11 & 12 December 2020

Limit as Material: Brian Fuata, Graham Kelly, Carolyn Lazard & Adeena Mey

https://lux.org.uk/event/limit-as-material

 

To celebrate the launch of the website for the artistic estate of Ian White, LUX hosted a two-day online broadcast programme called Limit as Material, curated by Eleanor Ivory Weber in collaboration with Mike Sperlinger.

 

Limit as Material took its title from the late writings of Ian White. White consistently returned to the idea of the ‘productive limit’: those invisible or unstated conditions for the experience of art which could potentially be made explicit, and therefore negotiated or contested. Or as he put it on his blog Lives of Performers in 2012: ‘what there is to be jubilant about is that limit is everyone’s material and it is always here.
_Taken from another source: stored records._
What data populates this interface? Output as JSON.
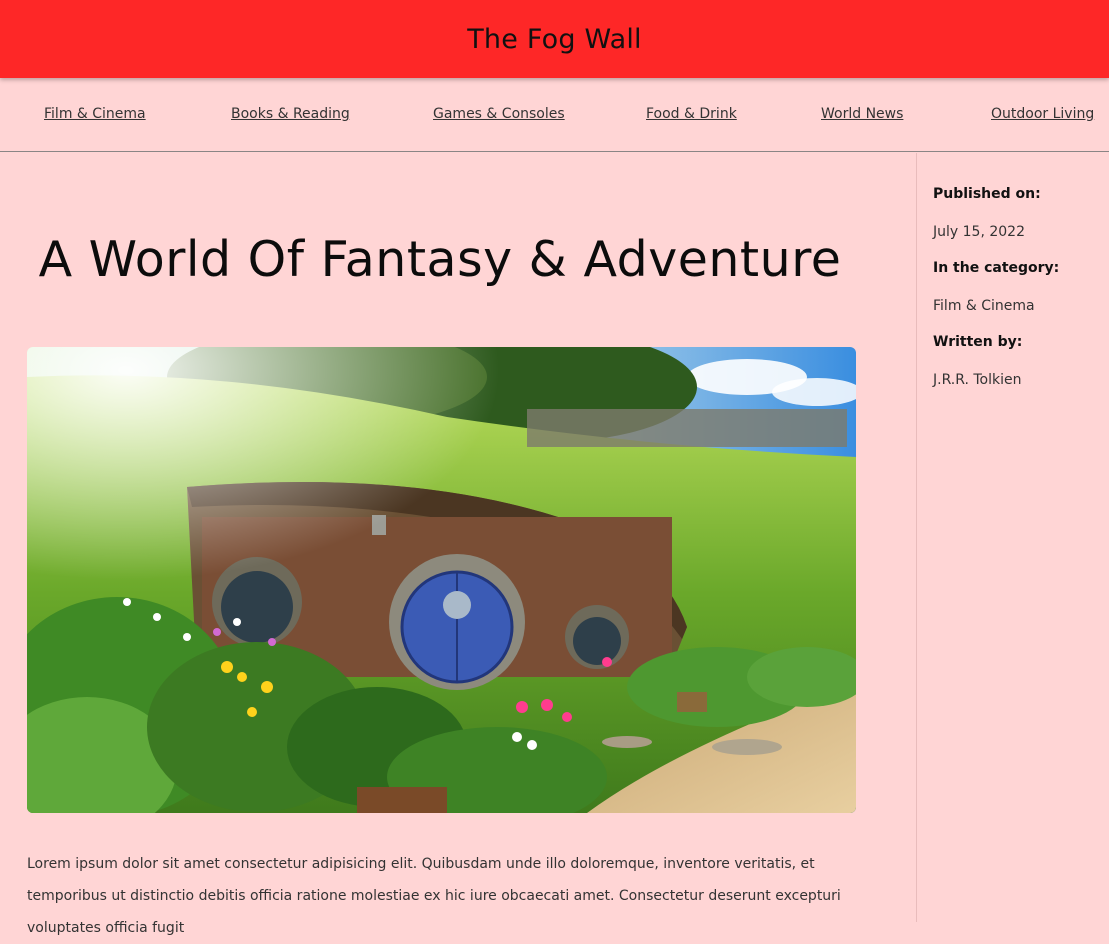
{
  "header": {
    "site_title": "The Fog Wall"
  },
  "nav": {
    "items": [
      {
        "label": "Film & Cinema"
      },
      {
        "label": "Books & Reading"
      },
      {
        "label": "Games & Consoles"
      },
      {
        "label": "Food & Drink"
      },
      {
        "label": "World News"
      },
      {
        "label": "Outdoor Living"
      }
    ]
  },
  "article": {
    "title": "A World Of Fantasy & Adventure",
    "body": "Lorem ipsum dolor sit amet consectetur adipisicing elit. Quibusdam unde illo doloremque, inventore veritatis, et temporibus ut distinctio debitis officia ratione molestiae ex hic iure obcaecati amet. Consectetur deserunt excepturi voluptates officia fugit"
  },
  "sidebar": {
    "published_label": "Published on:",
    "published_value": "July 15, 2022",
    "category_label": "In the category:",
    "category_value": "Film & Cinema",
    "author_label": "Written by:",
    "author_value": "J.R.R. Tolkien"
  },
  "colors": {
    "header_bg": "#fe2727",
    "page_bg": "#ffd5d5"
  }
}
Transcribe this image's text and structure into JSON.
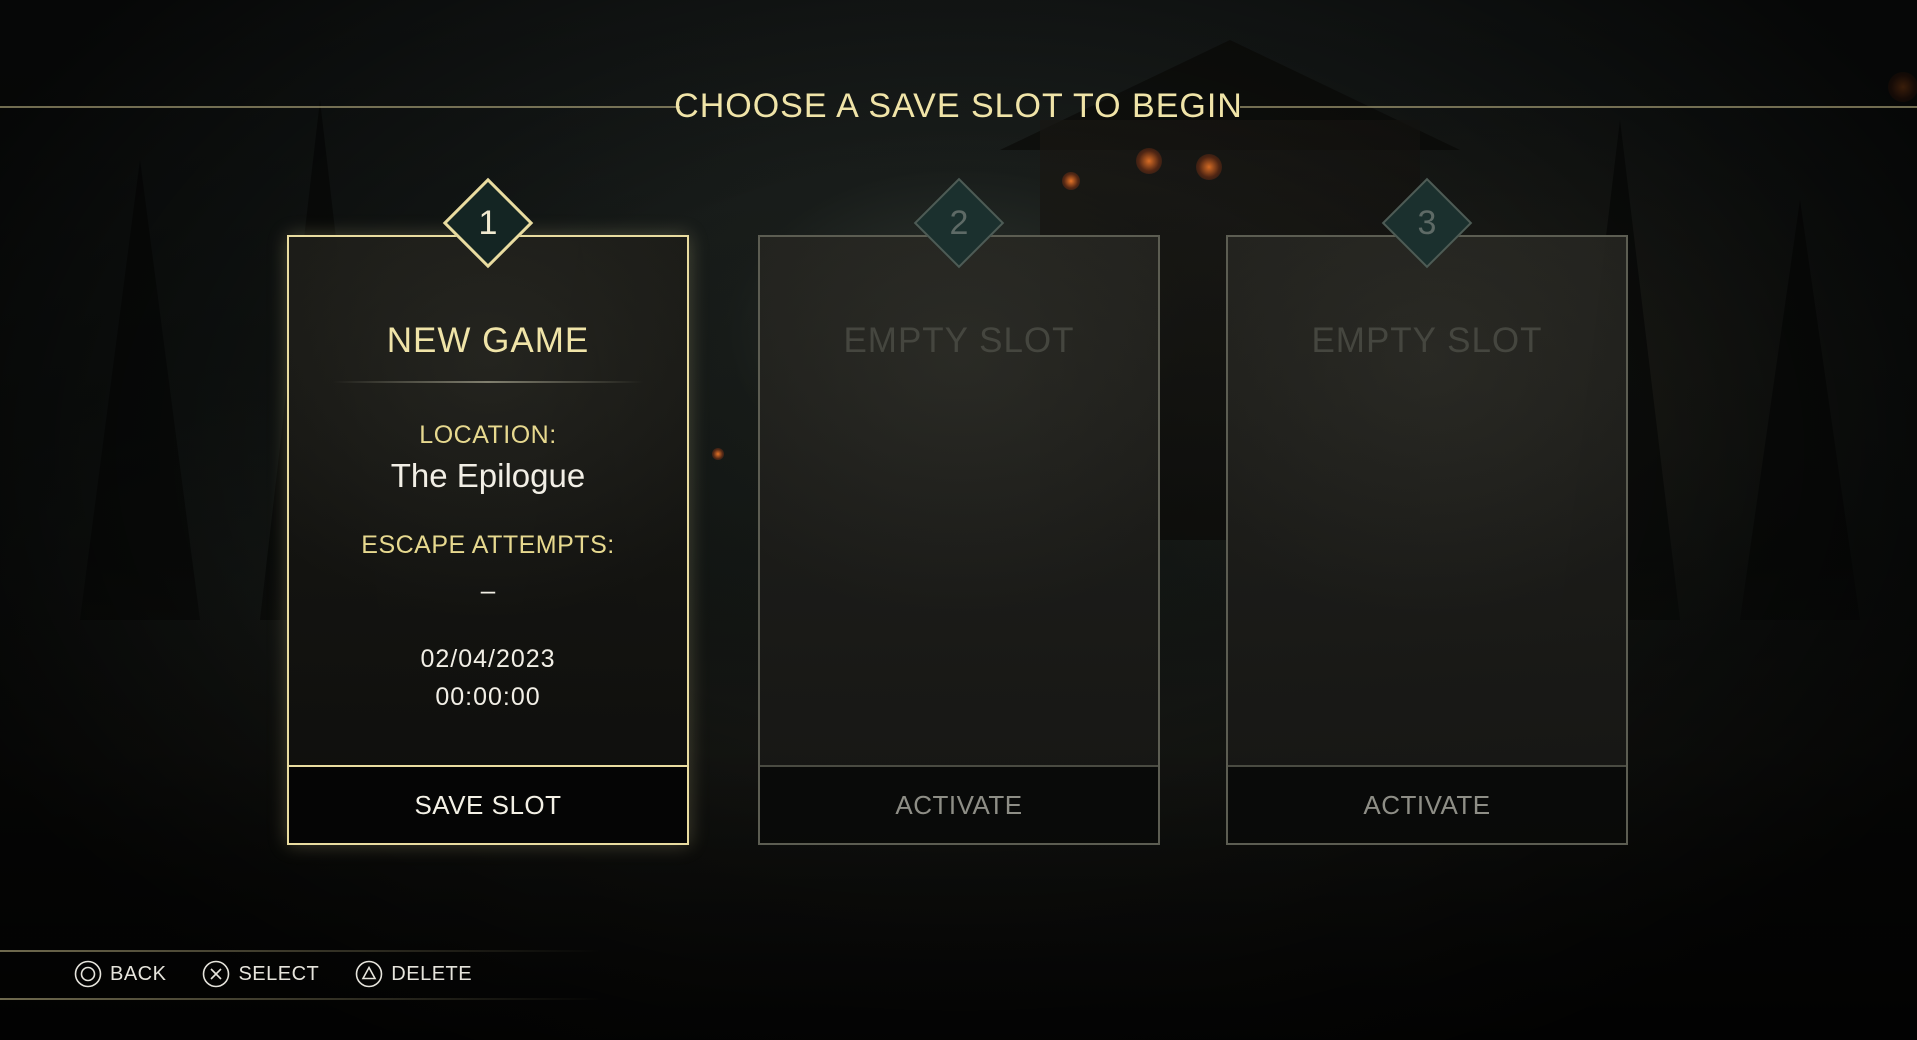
{
  "header": {
    "title": "CHOOSE A SAVE SLOT TO BEGIN"
  },
  "slots": [
    {
      "number": "1",
      "heading": "NEW GAME",
      "location_label": "LOCATION:",
      "location_value": "The Epilogue",
      "attempts_label": "ESCAPE ATTEMPTS:",
      "attempts_value": "–",
      "date": "02/04/2023",
      "time": "00:00:00",
      "action_label": "SAVE SLOT",
      "selected": true
    },
    {
      "number": "2",
      "heading": "EMPTY SLOT",
      "action_label": "ACTIVATE",
      "selected": false
    },
    {
      "number": "3",
      "heading": "EMPTY SLOT",
      "action_label": "ACTIVATE",
      "selected": false
    }
  ],
  "controls": [
    {
      "icon": "circle-button-icon",
      "label": "BACK"
    },
    {
      "icon": "cross-button-icon",
      "label": "SELECT"
    },
    {
      "icon": "triangle-button-icon",
      "label": "DELETE"
    }
  ],
  "colors": {
    "accent_gold": "#f0e4a8",
    "label_gold": "#e7d98f",
    "selected_border": "#e9dca0",
    "diamond_teal": "#1b302e",
    "inactive_text": "#45463f",
    "ember_orange": "#f07828"
  }
}
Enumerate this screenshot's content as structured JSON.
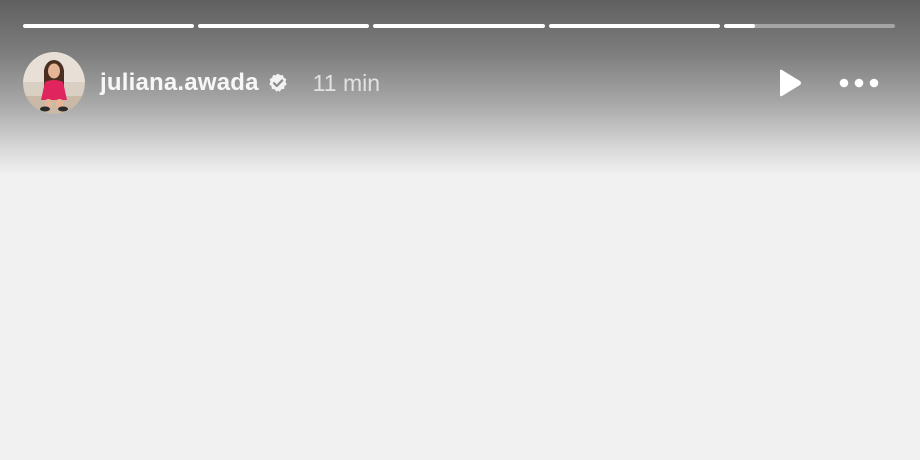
{
  "story": {
    "segments": [
      {
        "progress": 1.0
      },
      {
        "progress": 1.0
      },
      {
        "progress": 1.0
      },
      {
        "progress": 1.0
      },
      {
        "progress": 0.18
      }
    ],
    "user": {
      "username": "juliana.awada",
      "verified": true,
      "time_ago": "11 min"
    },
    "controls": {
      "play_icon": "play-icon",
      "more_icon": "more-horizontal-icon"
    }
  },
  "colors": {
    "progress_fill": "#ffffff",
    "progress_track": "rgba(255,255,255,0.38)",
    "avatar_outfit": "#e0245e",
    "background": "#f1f1f1"
  }
}
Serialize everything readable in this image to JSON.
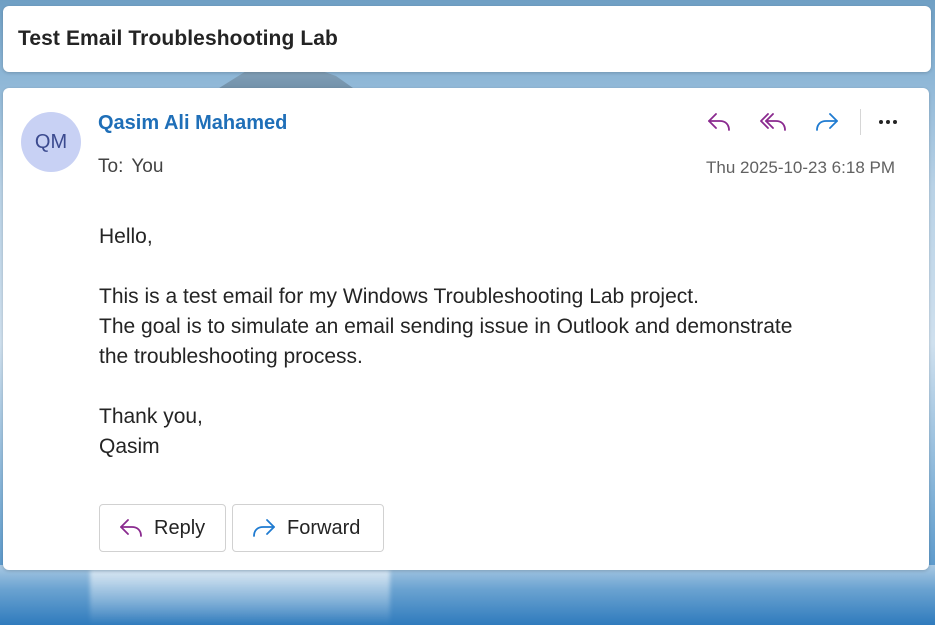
{
  "subject": "Test Email Troubleshooting Lab",
  "sender": {
    "initials": "QM",
    "name": "Qasim Ali Mahamed"
  },
  "recipients": {
    "label": "To:",
    "value": "You"
  },
  "date": "Thu 2025-10-23 6:18 PM",
  "toolbar": {
    "icons": [
      "reply-icon",
      "reply-all-icon",
      "forward-icon",
      "more-icon"
    ]
  },
  "body": {
    "greeting": "Hello,",
    "line1": "This is a test email for my Windows Troubleshooting Lab project.",
    "line2": "The goal is to simulate an email sending issue in Outlook and demonstrate",
    "line3": "the troubleshooting process.",
    "closing": "Thank you,",
    "signature": "Qasim"
  },
  "buttons": {
    "reply_label": "Reply",
    "forward_label": "Forward"
  },
  "colors": {
    "accent_link": "#1f6fb8",
    "reply_icon": "#8a2a8f",
    "forward_icon": "#1f7bd1",
    "avatar_bg": "#c8d1f4"
  }
}
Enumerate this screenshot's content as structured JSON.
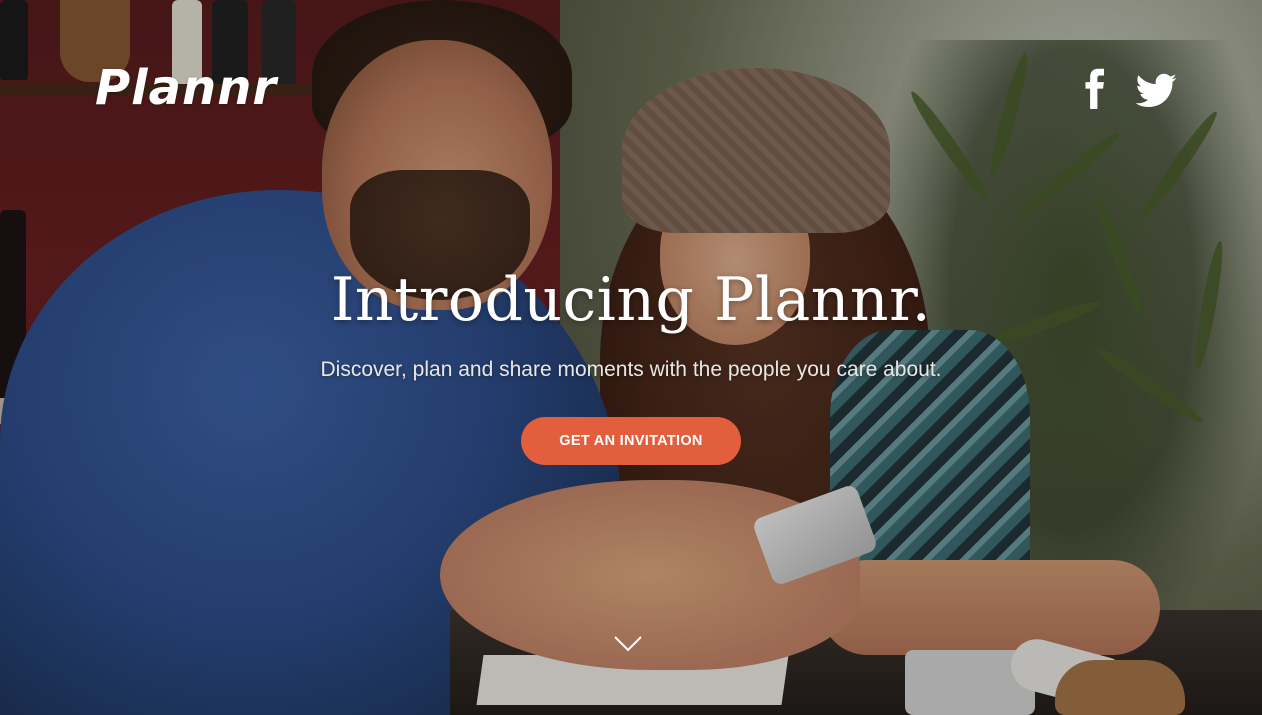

And this is where to start.’

 

2020 produced, or revealed, new limits to our experiences of art and of each other. Artists Brian Fuata, Graham Kelly and Carolyn Lazard and researcher Adeena Mey were given open-ended invitations to respond to the idea of ‘limit as material’. Their four responses were broadcast online over two days to a live audience, with a Q&A with all the participants on the second day.

 

The individual videos were subsequently made available on this page until June 2021 and have now been archived.

 

Each day’s broadcast featured an interlude made by artist Rachel Reupke for the occasion. These are still available to watch below.

 

In parallel with the broadcasts, Limit as material included a specially commissioned essay on White’s performance works by writer Frances Whorrall-Campbell which you can read on this site.

 

Limit as material was made possible by the generous support of DAAD, Berlin.

 

 

 

Friday 11 December 2020

 

Adeena Mey: Return to the Kinomuseum

 

 

Adeena Mey is a researcher and curator. He has written and published on the intersections of experimental film, exhibition history, cybernetics, and Southeast and East Asian contemporary art. His curatorial projects include VideoArt Festival Locarno: A Prospective, Elisarion, Switzerland (with François Bovier, 2019); Neo Geography I & II, Centre d’art Neuchâtel, Switzerland; and Post Territory Ujeongguk, Seoul (with Kyung Roh Bannwart, 2017). He is managing editor of Afterall Journal in London and a lecturer at Ecal in Lausanne.

 

 

Interlude – Rachel Reupke

 

 

 

Carolyn Lazard: Untitled

 

 

Carolyn Lazard is a Philadelphia-based artist and writer working in video, sculpture, sound, and installation. Lazard has exhibited work at various institutions, including the Walker Art Center, the New Museum, The Kitchen, Kunsthal Aarhus, Camden Arts Centre, and the Whitney Museum of American Art. Lazard has published writing in the Brooklyn Rail, Mousse, and Triple Canopy.

 

 

Saturday 12 December 2020

 

Graham Kelly: Skull Island Part III

 

 

Graham Kelly is a visual artist and filmmaker. His practice is situated in the interfaces between contemporary forms of images, physical bodies, and environments. By considering these interactions as engulfing and continuous states or effects, his work seeks to expose and dissect power structures that are cast, distorted, or enforced within them. His works have been screened and exhibited in a number of international contexts that include: Rencontres Internationales, Haus der Kulturen der Welt, Kino der Kunst, Lo schermo dell’arte, EYE Filmmuseum, TENT, Transmission, NEST, Intermedia, Generator Projects and The Moscow Biennale for Young Art. He was a resident at the Jan van Eyck Academy in 2015/16 and at AIR Berlin Alexanderplatz in 2018.

 

 

Interlude II – Rachel Reupke

 

 

 

Brian Fuata: Mountains dissolved (ext. #2)

 

 

Brian Fuata is based on Gadigal Country of the Eora Nation (Sydney). He works in the improvisation of live or mediated performance, writing and objects. Using the image of the ghost as an exploitative strategy to produce and order content, his performances are timed, wherever he and whatever state the site is in when the alarm rings, is the end of work. He uses multiple registers of performance, persona and public speaking to produce from a given institutional context of site, body and presence a dumb zone of dramatic affects.